The parameters used to build the GBIF API request URL are defined in the `query_params` section of your
`config/config.yaml`. These parameters control which records are fetched from the GBIF API.

**Supported parameters:**

- `mediaType` (e.g. `StillImage`): Only download records with images.
- `taxonKey`: The taxon key.
- `datasetKey`: Filter by dataset.
- `country`: Filter by country code (e.g. `DE` for Germany).
- `hasCoordinate`: Only records with coordinates (`true` or `false`).
- `year`, `month`: Filter by year or month of occurrence.
- `basisOfRecord`: Type of record (e.g. `HUMAN_OBSERVATION`).
- `recordedBy`: Filter by collector/observer.
- `institutionCode`, `collectionCode`: Filter by institution or collection.
- `limit`: Number of records per API call (pagination, max. 300).
- `offset`: Start offset for pagination.

**How it works:**

- All parameters in `query_params` are automatically validated at startup.
- Only the above parameters are allowed. Invalid parameters will cause the program to stop with an error.
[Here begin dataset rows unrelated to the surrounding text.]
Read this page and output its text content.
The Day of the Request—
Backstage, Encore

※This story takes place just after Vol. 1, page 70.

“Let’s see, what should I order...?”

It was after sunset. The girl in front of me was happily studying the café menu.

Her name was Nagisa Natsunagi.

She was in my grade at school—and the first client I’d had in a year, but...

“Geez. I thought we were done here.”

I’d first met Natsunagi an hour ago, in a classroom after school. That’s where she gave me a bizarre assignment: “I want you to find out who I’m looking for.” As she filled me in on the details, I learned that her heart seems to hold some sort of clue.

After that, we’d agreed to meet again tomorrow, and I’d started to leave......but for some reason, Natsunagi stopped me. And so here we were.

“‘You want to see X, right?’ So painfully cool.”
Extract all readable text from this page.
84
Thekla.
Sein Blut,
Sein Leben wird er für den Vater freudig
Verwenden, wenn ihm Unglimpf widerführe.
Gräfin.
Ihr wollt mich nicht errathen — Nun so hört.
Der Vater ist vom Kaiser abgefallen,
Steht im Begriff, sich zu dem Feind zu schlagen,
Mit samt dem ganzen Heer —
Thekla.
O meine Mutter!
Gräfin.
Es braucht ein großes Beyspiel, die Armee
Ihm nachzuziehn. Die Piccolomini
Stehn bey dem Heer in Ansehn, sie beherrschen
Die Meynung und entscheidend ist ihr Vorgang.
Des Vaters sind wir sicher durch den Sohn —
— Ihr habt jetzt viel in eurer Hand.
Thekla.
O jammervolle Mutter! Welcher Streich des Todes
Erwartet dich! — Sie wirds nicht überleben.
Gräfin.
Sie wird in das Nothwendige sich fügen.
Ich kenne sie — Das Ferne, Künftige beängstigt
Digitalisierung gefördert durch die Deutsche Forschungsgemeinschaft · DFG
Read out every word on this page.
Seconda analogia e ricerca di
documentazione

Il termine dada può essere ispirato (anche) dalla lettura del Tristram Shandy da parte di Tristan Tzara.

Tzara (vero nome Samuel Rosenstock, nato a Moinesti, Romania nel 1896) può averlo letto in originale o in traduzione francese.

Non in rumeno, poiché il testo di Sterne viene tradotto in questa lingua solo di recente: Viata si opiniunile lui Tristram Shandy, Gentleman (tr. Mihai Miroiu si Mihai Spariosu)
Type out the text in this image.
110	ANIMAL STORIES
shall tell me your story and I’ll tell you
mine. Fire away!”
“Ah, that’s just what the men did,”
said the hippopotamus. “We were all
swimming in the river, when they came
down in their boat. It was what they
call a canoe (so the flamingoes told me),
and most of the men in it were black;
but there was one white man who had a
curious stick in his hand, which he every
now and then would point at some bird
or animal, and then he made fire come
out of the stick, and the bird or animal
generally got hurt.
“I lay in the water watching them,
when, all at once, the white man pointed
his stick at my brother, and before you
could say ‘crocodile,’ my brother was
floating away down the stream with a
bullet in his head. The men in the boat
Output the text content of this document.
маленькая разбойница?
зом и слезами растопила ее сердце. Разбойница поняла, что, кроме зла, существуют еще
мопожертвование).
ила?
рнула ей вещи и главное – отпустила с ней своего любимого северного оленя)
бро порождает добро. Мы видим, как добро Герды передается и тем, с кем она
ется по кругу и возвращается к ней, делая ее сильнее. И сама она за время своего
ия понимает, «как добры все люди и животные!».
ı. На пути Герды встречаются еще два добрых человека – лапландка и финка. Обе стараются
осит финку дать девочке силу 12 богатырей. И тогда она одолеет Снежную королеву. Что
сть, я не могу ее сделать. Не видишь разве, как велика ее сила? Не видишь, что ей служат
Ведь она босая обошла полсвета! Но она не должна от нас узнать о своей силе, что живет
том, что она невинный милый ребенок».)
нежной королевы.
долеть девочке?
### 3. Process taxonKey list and resolve taxonKeys

```python
from anhaltai.gbif_downloader.tree_list_processor import TreeListProcessor

processor = TreeListProcessor(input_path="data/tree_list.xlsx",
                              sheet_name="Gehölzarten", taxon="speciesKey")
processor.process_tree_list(output_path="data/species_key.csv")
```

### 4. Download media and metadata from GBIF

Run the main program:

```bash
PYTHONPATH=src python3 src/anhaltai/gbif_extractor/main.py
```

### Note:

- MinIO credentials must be set in `.env` see `.env-example` for the required format\.
- Log files are automatically saved in persistent Volume `mnt/logs/`.
- Parallel processing and uploads are controlled by a configurable thread limit.
- The program will skip old entries if `crawl_new_entries` is set to `True`.